British company ARM Holdings designs and licenses technology used in the manufacture of processors that power a vast array of mobile devices. ARM has various Cortex A-series CPUs that are designed for a wide range of devices; some focus on providing maximum performance in a mobile or enterprise power envelope, while others tend to run with energy efficiency and cost as the leading attributes.
With battery life a key concern for mobile devices, ARM understands that a single processor architecture isn’t ideally suited to powering entry-level, mid-range and high-end smartphones and tablets, as each have a different set of power and efficiency requirements. Exploring the high-end market further, there is little need for a powerful CPU when running low-intensity tasks such as emailing or MP3 playback – a smaller, more efficient CPU is able to complete the same task just as proficiently while sipping on considerably less power. Conversely, a powerful CPU is the best candidate for heavy-duty processing required for gaming or multi-page web browsing, where using a lower-power CPU could lead to a substandard experience.
How big. LITTLE works
Running a particular application on the most appropriate CPU/cluster requires that a device’s operating system and power-management algorithms, called dynamic voltage and frequency scaling (DVFS), monitor and allocate workload correctly. The operating system is in charge of deciding which cluster and CPUs are active, depending upon load, and ARM has fine-tuned the DVFS profiles to ensure that.

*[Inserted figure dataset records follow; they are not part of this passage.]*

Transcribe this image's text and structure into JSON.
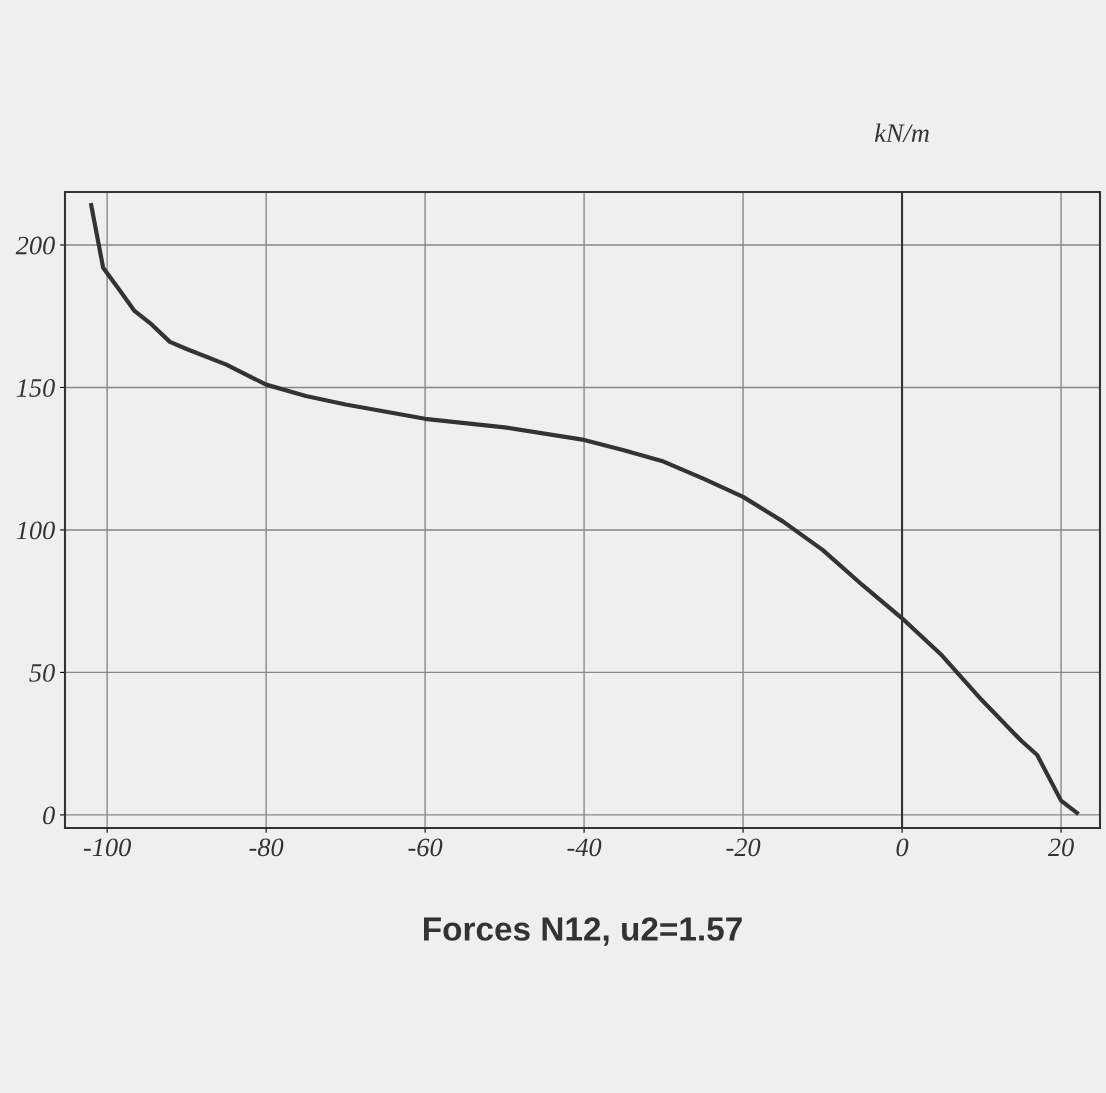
{
  "chart_data": {
    "type": "line",
    "title": "Forces N12, u2=1.57",
    "ylabel": "kN/m",
    "x": [
      -102,
      -100.5,
      -98.4,
      -96.6,
      -94.6,
      -92.1,
      -90,
      -85,
      -80,
      -75,
      -70,
      -60,
      -50,
      -40,
      -35,
      -30,
      -25,
      -20,
      -15,
      -10,
      -5,
      0,
      5,
      10,
      15,
      17,
      20,
      22
    ],
    "series": [
      {
        "color": "#333333",
        "values": [
          214,
          192,
          184,
          177,
          172.6,
          166,
          163.5,
          158,
          151,
          147,
          144,
          139,
          136,
          131.6,
          128,
          124,
          118,
          111.6,
          103,
          93,
          80.7,
          69,
          56,
          40.4,
          26,
          21,
          5,
          0.7
        ]
      }
    ],
    "xlim": [
      -105.3,
      24.9
    ],
    "ylim": [
      -4.6,
      218.6
    ],
    "xticks": [
      -100,
      -80,
      -60,
      -40,
      -20,
      0,
      20
    ],
    "yticks": [
      0,
      50,
      100,
      150,
      200
    ],
    "ref_lines": [
      {
        "axis": "x",
        "value": 0,
        "color": "#333333"
      }
    ],
    "grid": true,
    "marker": "none",
    "line_style": "solid",
    "legend": false
  }
}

It takes around 30 microseconds for the big. LITTLE software to move the workload from one of the paired cores to another, based on load requirements, but the trade-off between lost time and improved energy efficiency is worth it. This paired approach of CPU Migration, or In-Kernel Switching, requires that the ARM Cortex processors have an equal number of cores. What this also means is that a maximum of four cores can be run at any time.